3 Must-Have Outlooks for a Great Marriage

The internet is full of marriage advice.  How to be a perfect wife.  How to be a better husband.  How to have a great sex life.  Blogging is not in short supply from people offering their perspective on what makes marriages work, and what doesn’t.  Some of this advice is really great!  But some of this advice can feel like quick-fixes of “do more” &  “try harder”, which can leave people frustrated and exacerbated; feeling that they just can’t get it right. 

So, here is my own version – but with a twist.   Instead of offering what feels like advice such as:

  • “Men, you need to be more emotional”
  • “Women, you need to show your husband respect”
  • “Men, you need to just listen to your wife”
  • “Women, you need to give your husband his space”

I want to share with you the essential outlooks, frames-of-mind, or attitudes that are needed for us to have healthy marriages. Instead of walking away from reading this article feeling like you need to “do something”, I hope you simply walk away reflecting on how this might relate to you.

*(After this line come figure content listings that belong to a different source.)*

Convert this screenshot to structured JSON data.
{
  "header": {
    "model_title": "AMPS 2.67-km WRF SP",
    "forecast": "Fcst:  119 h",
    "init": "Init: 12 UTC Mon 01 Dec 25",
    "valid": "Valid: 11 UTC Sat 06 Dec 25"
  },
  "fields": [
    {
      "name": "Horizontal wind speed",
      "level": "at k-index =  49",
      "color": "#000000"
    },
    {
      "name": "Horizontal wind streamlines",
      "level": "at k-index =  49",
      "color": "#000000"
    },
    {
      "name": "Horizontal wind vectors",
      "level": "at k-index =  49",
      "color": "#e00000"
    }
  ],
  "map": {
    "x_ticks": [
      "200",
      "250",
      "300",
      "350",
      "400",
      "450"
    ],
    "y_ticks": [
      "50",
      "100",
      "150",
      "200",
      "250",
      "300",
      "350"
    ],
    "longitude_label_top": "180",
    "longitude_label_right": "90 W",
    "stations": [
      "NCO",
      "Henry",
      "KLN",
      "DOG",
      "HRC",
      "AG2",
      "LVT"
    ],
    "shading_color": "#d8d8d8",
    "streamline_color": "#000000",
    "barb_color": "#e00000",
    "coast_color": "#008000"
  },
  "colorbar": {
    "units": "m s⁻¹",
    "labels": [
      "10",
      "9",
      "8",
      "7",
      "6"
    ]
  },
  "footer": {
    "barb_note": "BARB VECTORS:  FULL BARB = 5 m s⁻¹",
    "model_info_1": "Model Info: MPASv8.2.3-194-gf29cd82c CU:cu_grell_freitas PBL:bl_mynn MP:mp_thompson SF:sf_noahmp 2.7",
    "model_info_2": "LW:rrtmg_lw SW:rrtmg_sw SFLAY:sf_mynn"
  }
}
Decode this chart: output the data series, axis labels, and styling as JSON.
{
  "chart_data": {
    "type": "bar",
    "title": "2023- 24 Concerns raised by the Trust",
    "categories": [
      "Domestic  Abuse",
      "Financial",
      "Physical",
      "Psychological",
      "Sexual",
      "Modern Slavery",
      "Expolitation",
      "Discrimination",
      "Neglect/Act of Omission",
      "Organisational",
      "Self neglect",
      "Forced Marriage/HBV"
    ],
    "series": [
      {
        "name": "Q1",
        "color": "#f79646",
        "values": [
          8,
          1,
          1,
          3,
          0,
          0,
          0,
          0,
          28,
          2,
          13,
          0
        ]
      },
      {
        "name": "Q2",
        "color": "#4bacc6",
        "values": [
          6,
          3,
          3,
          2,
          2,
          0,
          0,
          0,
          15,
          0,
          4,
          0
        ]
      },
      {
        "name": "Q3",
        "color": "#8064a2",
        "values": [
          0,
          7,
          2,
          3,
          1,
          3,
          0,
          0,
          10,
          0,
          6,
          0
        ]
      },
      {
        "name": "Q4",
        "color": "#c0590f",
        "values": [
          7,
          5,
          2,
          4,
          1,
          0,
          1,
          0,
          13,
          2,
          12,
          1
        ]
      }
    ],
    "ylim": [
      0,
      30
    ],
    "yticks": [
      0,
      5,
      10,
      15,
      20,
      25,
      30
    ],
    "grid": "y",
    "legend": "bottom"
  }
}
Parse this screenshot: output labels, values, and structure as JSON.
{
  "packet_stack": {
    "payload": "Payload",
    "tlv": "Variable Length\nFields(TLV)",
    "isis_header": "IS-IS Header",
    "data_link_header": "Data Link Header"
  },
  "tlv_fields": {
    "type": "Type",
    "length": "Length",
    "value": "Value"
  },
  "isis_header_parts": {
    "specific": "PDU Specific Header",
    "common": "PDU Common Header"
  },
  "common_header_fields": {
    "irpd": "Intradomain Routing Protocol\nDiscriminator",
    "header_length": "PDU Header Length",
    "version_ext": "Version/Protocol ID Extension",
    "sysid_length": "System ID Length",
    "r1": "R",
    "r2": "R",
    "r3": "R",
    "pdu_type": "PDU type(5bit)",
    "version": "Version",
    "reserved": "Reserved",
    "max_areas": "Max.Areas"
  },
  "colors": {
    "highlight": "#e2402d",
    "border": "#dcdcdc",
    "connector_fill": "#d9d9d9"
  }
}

3 Must-Have Outlooks for a Great Marriage

1. You’re Open to Change.

Yes, it’s true; you should not try and change your partner.  That’s a sure set-up for disappointment and the most common motive why people enter marriage counseling – wishing their partner would be different.  However, in the best marriages, this is not what we see.  What we see in the best marriages is that each person in the marriage is open to seeing their own faults and frailties and how these work against the greater good of the marriage. The more each person in the marriage can adopt a mindset that says, “yes, I know that I’m not perfect and that I contribute to our unsatisfying marriage and I’m willing to work on that”, the easier and faster they can achieve the happiness they’re looking for.  As long as couples stay stuck in demanding the other be different, we will see no positive momentum.  

2. You’ve Accepted You’re Own Disillusionment

There comes a point in time with every marriage that is referred to as the “disillusionment experience”.  This is the moment when you look across at your spouse and think to yourself “I’m not sure if I really like this person that much”.  Hurrah, you’ve just experienced a moment of disillusionment with your spouse – and believe it or not, that’s a good thing.  Every marriage begins in a stage that is commonly referred to as the “honeymoon” period.  We love being in this stage.  Oxytocin is running wildly in our minds, our partners are the most wonderful things we’ve ever experienced, and we just can’t seem to keep our hands off each other.  The bad news is that these feelings inevitably end.  However, also, the good news is that these feelings inevitably end.  The end of this period in your marriage is not a “warning sign” that you’re doomed, but in fact it is an incredibly important developmental milestone in your marriage.  You now are presented with the opportunity to have a real marriage with your partner.  One that is grounded with more acceptance of who your partner really is; the good, the bad, and the ugly.  Many couples end their marriage at the first sign of this developmental stage – inaccurately thinking, “if it doesn’t feel so good anymore, they must not be the right person for me”.  This is so heartbreaking for me to see, because these people are on the cusps of growing into something great, but they give up.  The best couples learn how to move through this developmental stage and develop a deep, lasting, and connected marriage that is rooted in complete acceptance of each other, even when they don’t feel in love.  

3. You’re Willing To See How Your Past Affects Your Present

Something I tell couples in marriage counseling is that they will inevitably repeat marriage patterns that resemble what their parents did. Sometimes, it can be difficult to see the connection, but we need to know we inherited our parents modeling of marriage – for better or for worse.  The good news though is that we can relearn new ways of being in marriage, but that takes intentional effort, a willingness to work, and a willingness to break free from the denial that we had “perfects pasts”.  This can be tough for many to accept – because naturally we tend to be protective when talking about our beloved parents.  What the best couples know is that they were affected by their past, and are willing to adopt a posture of openness to acknowledging how their own childhood experiences have shaped who they are in marriage today.  Sometimes, we’ve been influenced in extreme ways when we come from abusive or neglectful homes.  But sometimes, how we’ve been molded is more benign, foggy, and confusing, but it’s shaping our marriage nonetheless.  Accepting our pasts and how it has impacted us is never easy, but essential for the establishment of the great marriage we all hope for. 

Instead of being tempted to “do more” or “try harder” by following the mountain of marriage advice crowding the internet, my encouragement to anyone reading this article is to simply take a step back and reflect on your own marriage.  And hopefully we can try to identify the ways in which any of these three ideas might be helpful for you actualizing the marriage of your dreams.